Undefined behaviour in C [was Re: The Cost of Dynamism]

Sat Mar 26 08:21:53 EDT 2016

On Sat, 26 Mar 2016 01:59 pm, Paul Rubin wrote:

> Steven D'Aprano <steve at pearwood.info> writes:
>> Culturally, C compiler writers have a preference for using undefined
>> behaviour to allow optimizations, even if it means changing the semantics
>> of your code.
> 
> If your code has UB then by definition it has no semantics to change.
> Code with UB has no meaning.

Ah, a language lawyer, huh? :-P

By the rules of the C standard, you're right, but those rules make use of a
rather specialised definition of "no meaning" or "meaningless". I'm using
the ordinary English sense. For example, would you consider that this
isolated C code is "meaningless"?

int i = n + 1;

I'm not talking about type errors where n is not an int. We can assume that
n is also an int. I bet that you know exactly what that line of code means.
But according to the standard, it's "meaningless", since it might overflow,
and signed int overflow is Undefined Behaviour.

Even the C FAQ (as quoted by John Regehr) implies that code which is defined
as "meaningless" may have meaning in the ordinary English sense:

    [quote]
    Anything at all can happen; the Standard imposes no requirements.
    The program may fail to compile, or it may execute incorrectly
    (either crashing or silently generating incorrect results), or it
    may fortuitously do EXACTLY WHAT THE PROGRAMMER INTENDED.

[Emphasis added.]

http://blog.regehr.org/archives/213

If the code is "meaningless", how can we say that it does what the
programmer intended?

In plain English, if the programmer had an intention for the code, and it
was valid C syntax, it's not hard to conclude that the code has some
meaning. Even if that meaning isn't quite what the programmer expected.
Compilers are well known for only doing what you tell them to do, not what
you want them to do. But in the case of C and C++ they don't even do what
you tell them to do.

When I talk about changing the semantics of the code you write, I'm using a
plain English sense of "meaning". Start with a simple-minded, non-
optimizing C compiler -- what Raymond Chen refers to as a "classical
compiler". For example:

int table[4];
bool exists_in_table(int v)
{
    for (int i = 0; i <= 4; i++) {
        if (table[i] == v) return true;
    }
    return false;
}

There's an out-of-bounds error there, but as Chen puts it, a classical
compiler would mindlessly generate code that reads past the end of the
array. A bug, but a predictable one: you can reason about it, and the
effect will be dependent on whatever arbitrary value happens to be in that
memory location. A better compiler would generate an error and refuse to
compile code for it. Either way, in plain English, the meaning is obvious:

* Create an array of four ints, naming it "table".

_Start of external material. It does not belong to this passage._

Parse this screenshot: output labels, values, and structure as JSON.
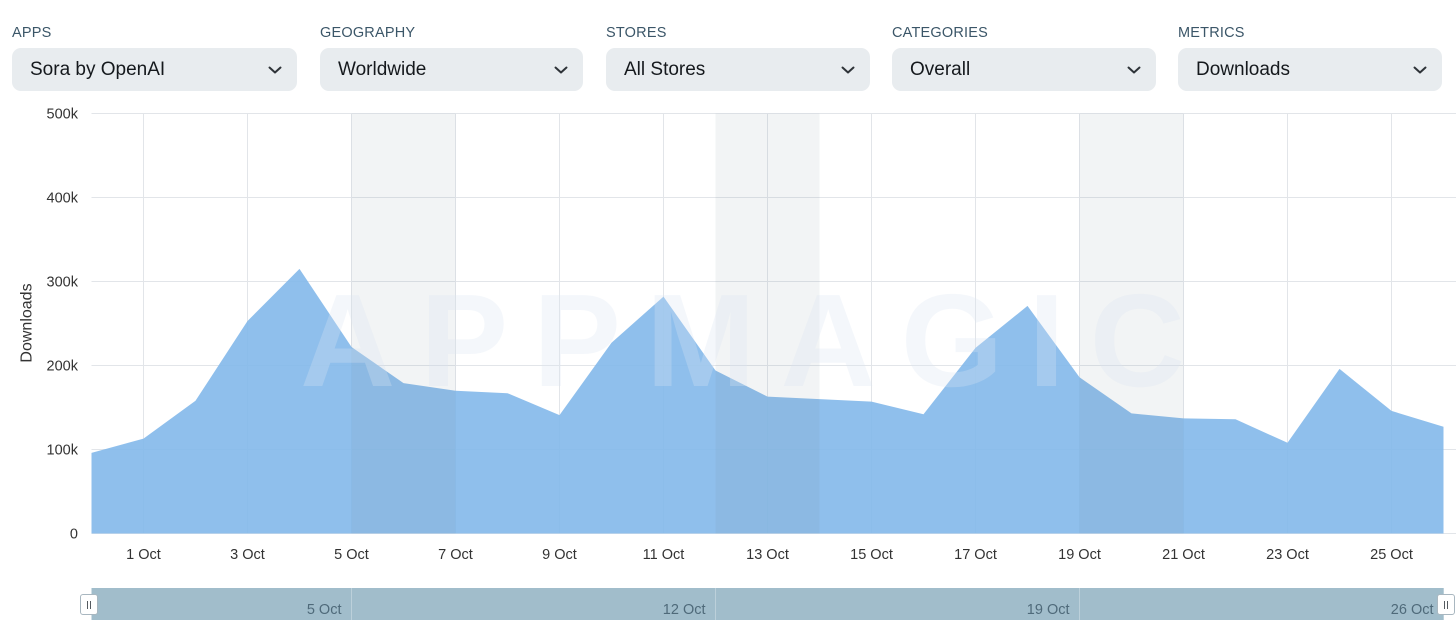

* Declare a function named "exists_in_table", which takes an int "v" as
argument and returns a bool.

* This function iterates over i = 0 to 4 inclusive, returning true if the
i-th item of table equals the given v, and false if none of those items
equals the given v.

I don't believe for a second that you can't read that code well enough to
infer the intended meaning of it. Even I can read C well enough to do that.
Yet according to the C standard, that perfectly understandable code snippet
is deemed to be gibberish, and instead of returning true or false, the
compiler is permitted to erase your hard disk, or turn off your life-
support, if it so chooses. And as Raymond Chen describes, a post-classical
compiler will probably optimize that function to one which always returns
true.

As far as I know, there is no other language apart from C and C++ that takes
such a cavalier approach.

I cannot emphasis enough that the treatment of "undefined behaviour" is
intentional by the C standards committee. Given the absolutely catastrophic
effect it has had on the reliability, safety and security of code written
in C, in my opinion the C standard borders on professional negligence.
Programming in C becomes a battle to defeat the compiler and force it to do
what you tell it to do, all because the C standard was written by a bunch
of people whose number one priority was being able to make their benchmarks
look good.

Imagine a bridge builder who discovers a tiny, technical ambiguity or error
in the blueprints for a bridge. On one page, the documentation states that
there should be four rivets per metre in the supporting beams, but on
another page, it is described as five rivets per metre. What should the
builder do?

- ask for clarification and get the blueprints and documentation corrected?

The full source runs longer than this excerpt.